Art. 3º A suspensão cautelar poderá ser aplicada quando o médico-veterinário
ou zootecnista, conforme o caso:
I - realizar procedimentos, tratamentos e/ou prescrições vedados;
II - praticar ou acobertar o exercício ilegal da profissão;
III - incorrer, propositalmente, em manifesta inobservância técnica e que
resulte em dano;
IV - praticar atos de crueldade e abuso aos animais, no exercício da profissão
ou fora deste.
Parágrafo único. A iniciativa prevista no caput compreende a elaboração de
relatório detalhado da conduta do profissional, que deve conter de modo claro e preciso,
cumulativamente:
I - identificação da ação motivadora;
II - prova inequívoca que evidencie a autoria;
III - prova inequívoca que evidencie a materialidade;
IV - verossimilhança dos fatos;
V - fundado risco de dano irreparável ou de difícil reparação aos animais, ao
meio ambiente ou à população e ao prestígio e bom conceito da profissão caso a
continuidade da ação delitiva se mostre provável.
Art. 4º A suspensão cautelar somente poderá ser proposta quando já tiver sido
instaurado processo ético-profissional, quer na fase de instrução, de relatoria, de
julgamento ou recursal.
Parágrafo único. No CRMV a proposta de suspensão cautelar tramitará em
regime de prioridade e urgência.
Art. 5º Para a Sessão Plenária específica de deliberação acerca da proposta de
suspensão cautelar o profissional deverá ser intimado com a antecedência mínima de 3
dias úteis para, querendo, comparecer e manifestar-se oralmente.
§ 1º A intimação prevista no caput deste artigo deve ser acompanhada de
cópia do relatório previsto no parágrafo único do artigo 3º desta Resolução.
§ 2º A Sessão Plenária de que trata este artigo será realizada na modalidade
presencial ou remota.
§ 3º A intimação de que trata este artigo será feita na forma da Resolução
CFMV nº 1330, de 16 de junho de 2020.
§ 4º O não comparecimento do profissional não inviabilizará a realização da
Sessão.
§ 5º O quórum exigido para instalação da Sessão Plenária é de 6 membros, na
forma do art. 55 da Resolução CFMV nº 1330, de 2020.
§ 6º A suspensão cautelar está condicionada à manifestação favorável de 6
membros, independentemente do quórum de instalação definido no § 5º deste artigo.
§ 7º A decisão que determinar a suspensão cautelar indicará, de modo claro
e preciso, as razões de convencimento e se a suspensão se dá de modo total ou
parcial.
§ 8º Entende-se por suspensão total o impedimento de exercício de quaisquer
das atividades de competência profissional e, por suspensão parcial, o impedimento de
exercício das atividades motivadoras da suspensão e taxativamente especificadas.

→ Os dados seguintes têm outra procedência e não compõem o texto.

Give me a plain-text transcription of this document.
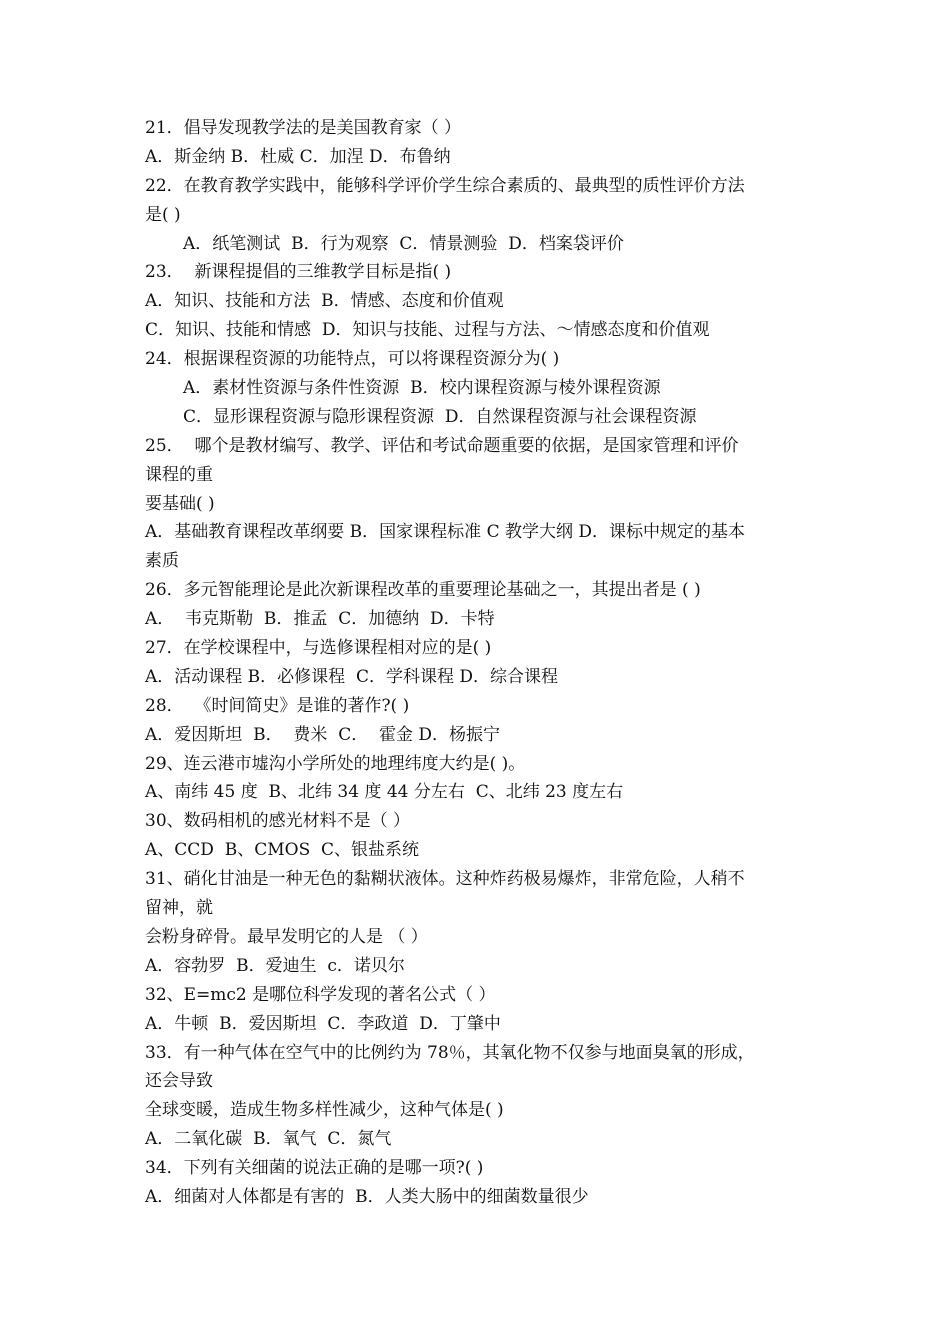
21．倡导发现教学法的是美国教育家（ ）
A．斯金纳 B．杜威 C．加涅 D．布鲁纳
22．在教育教学实践中，能够科学评价学生综合素质的、最典型的质性评价方法
是( )
A．纸笔测试  B．行为观察  C．情景测验  D．档案袋评价
23．  新课程提倡的三维教学目标是指( )
A．知识、技能和方法  B．情感、态度和价值观
C．知识、技能和情感  D．知识与技能、过程与方法、～情感态度和价值观
24．根据课程资源的功能特点，可以将课程资源分为( )
A．素材性资源与条件性资源  B．校内课程资源与棱外课程资源
C．显形课程资源与隐形课程资源  D．自然课程资源与社会课程资源
25．  哪个是教材编写、教学、评估和考试命题重要的依据，是国家管理和评价
课程的重
要基础( )
A．基础教育课程改革纲要 B．国家课程标准 C 教学大纲 D．课标中规定的基本
素质
26．多元智能理论是此次新课程改革的重要理论基础之一，其提出者是 ( )
A．  韦克斯勒  B．推孟  C．加德纳  D．卡特
27．在学校课程中，与选修课程相对应的是( )
A．活动课程 B．必修课程  C．学科课程 D．综合课程
28．  《时间简史》是谁的著作?( )
A．爱因斯坦  B．  费米  C．  霍金 D．杨振宁
29、连云港市墟沟小学所处的地理纬度大约是( )。
A、南纬 45 度  B、北纬 34 度 44 分左右  C、北纬 23 度左右
30、数码相机的感光材料不是（ ）
A、CCD  B、CMOS  C、银盐系统
31、硝化甘油是一种无色的黏糊状液体。这种炸药极易爆炸，非常危险，人稍不
留神，就
会粉身碎骨。最早发明它的人是 （ ）
A．容勃罗  B．爱迪生  c．诺贝尔
32、E=mc2 是哪位科学发现的著名公式（ ）
A．牛顿  B．爱因斯坦  C．李政道  D．丁肇中
33．有一种气体在空气中的比例约为 78％，其氧化物不仅参与地面臭氧的形成，
还会导致
全球变暖，造成生物多样性减少，这种气体是( )
A．二氧化碳  B．氧气  C．氮气
34．下列有关细菌的说法正确的是哪一项?( )
A．细菌对人体都是有害的  B．人类大肠中的细菌数量很少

§ 9º A decisão de suspensão cautelar proferida pelo CRMV somente produzirá
efeitos após ser referendada pelo CFMV.
§ 10. Não é admissível recurso contra decisão do CRMV que denegar a
suspensão cautelar, sem prejuízo de o próprio CRMV, no caso de novos elementos e
observado o contraditório, rever seu posicionamento e decidir pela suspensão.
Art. 6º O médico-veterinário ou o zootecnista suspenso cautelarmente do
exercício total ou parcial da profissão será notificado da decisão na própria Sessão, se
presente, ou, se ausente, na forma dos art. 5º da Resolução CFMV nº 1330, de 2020,
sendo a ele concedido o prazo de 3 dias úteis para, querendo e independentemente da
remessa necessária, interpor recurso ao CFMV.